Annan criticized the revised draft for being short of addressing his security concerns -- two ghastly bombs on UN office in Iraq have driven out most UN relief workers.
A UN official, who spoke on condition of anonymity, told Xinhua that Annan's public criticism has enormous impact on the 15-member UN Security Council.
US Ambassador to the UN John Negroponte, who is holding the presidency of the Security Council for October, also said it took time to iron out differences.
The US government is trying to win passage of the resolution so that more countries can commit troops and money to Iraq.
The new draft was circulated last week among the Security Council permanent members -- the United States, Britain, China, France and Russia. And two closed-door meetings have been held on it, but differences over "timetable" and "UN's role" have got the draft nowhere.
The revised version states clearly the "temporary" nature of the occupation of Iraq and advocates "progressive" transfer of power to Iraqis.
It "invites" the Iraqi Governing Council, installed by the US-led Coalition Provisional Authority, to come up with a timetable and a program for a constitution and election, instead of clearly setting concrete timetable for the process. Before the election, the Authority will exercise governance.
Russia, Germany, France and Kofi Annan, whereas, all want a quick transfer of power to a provisional Iraqi government that would then draft a constitution and hold elections within two years.
It assigns a bigger but not dominant role to the United Nations in Iraq's reconstruction or political process. The resolution said the United Nations should coordinate with the Coalition Provisional Authority in helping the Governing Council implement the timetable.
As far as a possible multinational peacekeeping force in Iraq is concerned, the United States said the troops should stay in Iraq at least until an Iraqi government is elected and takes over the country from the Coalition Provisional Authority.

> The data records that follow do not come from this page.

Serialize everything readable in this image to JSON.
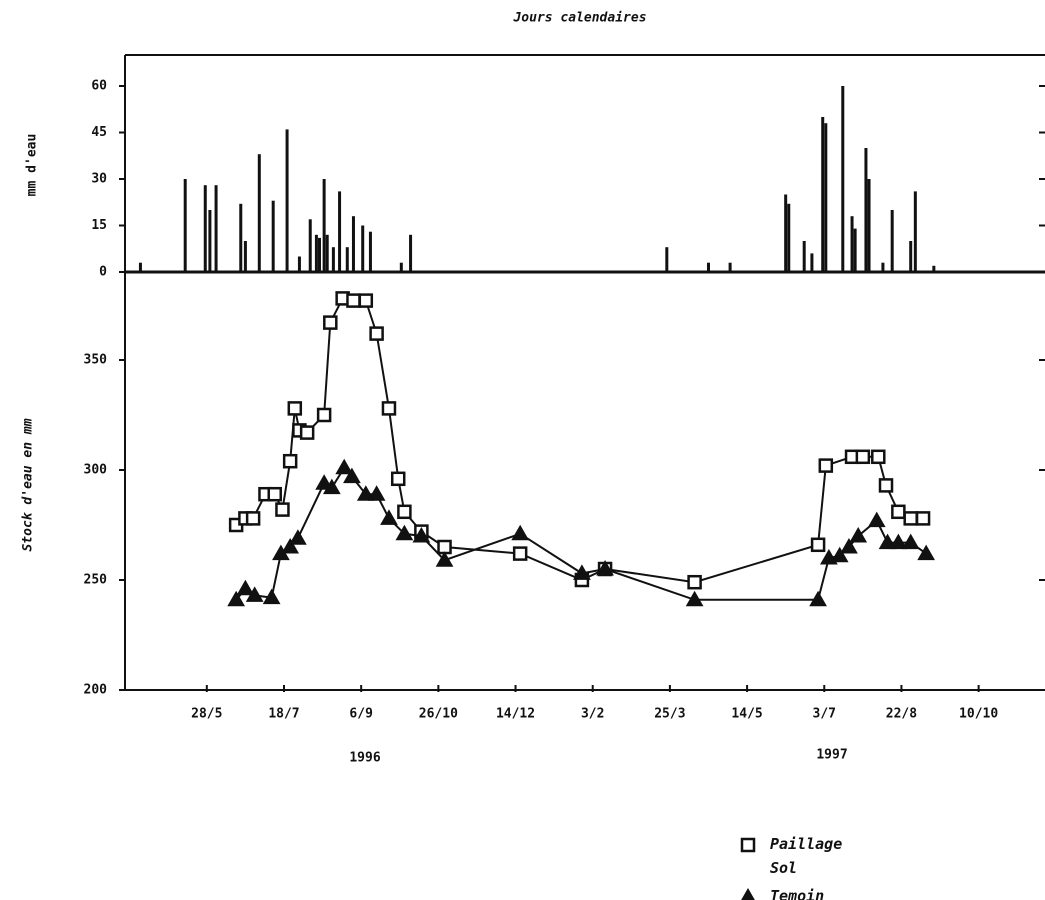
{
  "chart_data": [
    {
      "type": "bar",
      "title": "Jours calendaires",
      "ylabel": "mm d'eau",
      "color": "#111111",
      "xlim": [
        -53,
        543
      ],
      "ylim": [
        0,
        70
      ],
      "yticks": [
        0,
        15,
        30,
        45,
        60
      ],
      "x": [
        -43,
        -14,
        -1,
        2,
        6,
        22,
        25,
        34,
        43,
        52,
        60,
        67,
        71,
        73,
        76,
        78,
        82,
        86,
        91,
        95,
        101,
        106,
        126,
        132,
        298,
        325,
        339,
        375,
        377,
        387,
        392,
        399,
        401,
        412,
        418,
        420,
        427,
        429,
        438,
        444,
        456,
        459,
        471
      ],
      "values": [
        3,
        30,
        28,
        20,
        28,
        22,
        10,
        38,
        23,
        46,
        5,
        17,
        12,
        11,
        30,
        12,
        8,
        26,
        8,
        18,
        15,
        13,
        3,
        12,
        8,
        3,
        3,
        25,
        22,
        10,
        6,
        50,
        48,
        60,
        18,
        14,
        40,
        30,
        3,
        20,
        10,
        26,
        2
      ]
    },
    {
      "type": "line",
      "ylabel": "Stock d'eau en mm",
      "xlim": [
        -53,
        543
      ],
      "ylim": [
        200,
        390
      ],
      "yticks": [
        200,
        250,
        300,
        350
      ],
      "xticks": [
        {
          "value": 0,
          "label": "28/5"
        },
        {
          "value": 50,
          "label": "18/7"
        },
        {
          "value": 100,
          "label": "6/9"
        },
        {
          "value": 150,
          "label": "26/10"
        },
        {
          "value": 200,
          "label": "14/12"
        },
        {
          "value": 250,
          "label": "3/2"
        },
        {
          "value": 300,
          "label": "25/3"
        },
        {
          "value": 350,
          "label": "14/5"
        },
        {
          "value": 400,
          "label": "3/7"
        },
        {
          "value": 450,
          "label": "22/8"
        },
        {
          "value": 500,
          "label": "10/10"
        }
      ],
      "years": [
        "1996",
        "1997"
      ],
      "series": [
        {
          "name": "Paillage Sol",
          "color": "#111111",
          "marker": "square",
          "x": [
            19,
            25,
            30,
            38,
            44,
            49,
            54,
            57,
            60,
            65,
            76,
            80,
            88,
            95,
            103,
            110,
            118,
            124,
            128,
            139,
            154,
            203,
            243,
            258,
            316,
            396,
            401,
            418,
            425,
            435,
            440,
            448,
            456,
            464
          ],
          "values": [
            275,
            278,
            278,
            289,
            289,
            282,
            304,
            328,
            318,
            317,
            325,
            367,
            378,
            377,
            377,
            362,
            328,
            296,
            281,
            272,
            265,
            262,
            250,
            255,
            249,
            266,
            302,
            306,
            306,
            306,
            293,
            281,
            278,
            278
          ]
        },
        {
          "name": "Temoin",
          "color": "#111111",
          "marker": "triangle",
          "x": [
            19,
            25,
            31,
            42,
            48,
            54,
            59,
            76,
            81,
            89,
            94,
            103,
            110,
            118,
            128,
            139,
            154,
            203,
            243,
            258,
            316,
            396,
            403,
            410,
            416,
            422,
            434,
            441,
            448,
            456,
            466
          ],
          "values": [
            241,
            246,
            243,
            242,
            262,
            265,
            269,
            294,
            292,
            301,
            297,
            289,
            289,
            278,
            271,
            270,
            259,
            271,
            253,
            255,
            241,
            241,
            260,
            261,
            265,
            270,
            277,
            267,
            267,
            267,
            262
          ]
        }
      ]
    }
  ]
}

Russia has rejected the US suggestion, saying the United Nations should have a final say in the mandate of the troops. It has proposed a renewable one-year mandate for such a multinational force.
"Obviously, it's not going in the direction I had recommended," Annan has said.
Germany's UN Ambassador Gunter Pleuger has also said that Annan "is not willing to risk the lives of his people for some menial role and not really the leading role that we all want it to play."